Rumours were rife of a move to a European giant and Inter Milan eventually came in, spending €27.5 million to take him to San Siro.

But there, things quickly unravelled. Short on opportunities and confidence, his nickname in the Inter dressing room became Gabi-no-gol.

There were rumours of poor behaviour, too. At Santos, he had always been the special one, perhaps shaping an attitude that was not conducive, at least at that moment in his life, to succeeding at the highest level.

A six-month stint at Benfica only brought one goal in five games and more off-field issues.
It was then that his old club offered him a lifeline. Discarded as quickly as he was picked up by Internazionale, he returned to Santos on loan.

Back in his comfort zone, his confidence visibly grew and by the end of 2018 he had won the award for the top scorer in both Brazilian league and cup.

Most thought he was ready for a return to Europe. Not to Inter – they had already given up hope and brought in Lautaro Martinez – but perhaps to a medium-sized club where he would be under a little less pressure to perform.

Instead, Flamengo offered to pay all of his wages to take him on loan and keep him in Brazil for one more year.

The decision was inspired. He hit the ground running, creating a great rapport with fans and scoring some stunning goals.

The pick of the bunch came against his old club Santos in a Serie A game in September, a direct confrontation between first and second in the table. Gabriel lobbed the ‘keeper from 25 yards to give Flamengo the advantage in the title race, one that they would not relinquish.

But the real crowning moment of this redemptive story came on November 23. In the 88th minute of the Copa Libertadores final, his side trailed 1-0. Five minutes later a Gabigol brace had turned the game and sealed Flamengo’s first continental title since 1981.

In the final of the Club World Cup on Saturday, he will, as they say in Brazil, have the chance to close a magical season “with a golden key”.

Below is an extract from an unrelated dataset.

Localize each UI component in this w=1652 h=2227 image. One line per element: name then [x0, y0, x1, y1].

But what next? Can he use this success as a springboard to another chance at the very top of the world game?

It is certainly what he hopes for. Flamengo would love to keep him, but when asked whether he will stay, he is always evasive, betraying his desire for another move.

But at 23, he is already at the upper end of what most European clubs consider a good age to take players across the Atlantic and there doesn’t appear to be any interest from the super-elite clubs that consistently populate the Champions League last 16.

Instead, there are links to the likes of Schalke, Crystal Palace, Newcastle and especially West Ham.

That reluctance on the part of the very biggest clubs can perhaps be explained by three factors.
Firstly, the behavioural issues persist. Just after his second goal in the Libertadores final against River Plate, he was sent off for the second time in a week. No player in Brazil has picked up more cards in 2019.

Second is a lack of positional flexibility. Many of Europe’s top teams like to play with a lone striker supported by two wide attackers, but Gabigol is at his best as the second striker in a front two, able to work in the space created by his partner.

And, despite his incredible stats this year (there have been 11 assists to add to those 43 goals) there are still some clear technical deficiencies in his game. He struggles with his back to goal, he is weak in the air and is extremely reliant on his left foot. Against the world’s best, that might make him too easy to nullify.

Still, that potential is hard to ignore. If he does well against Liverpool on Saturday, the temptation to take a punt on him may be too much for a club from one of Europe’s big five leagues to resist.
If someone does hand him that second chance, they’ll just have to hope that he has matured enough to take it.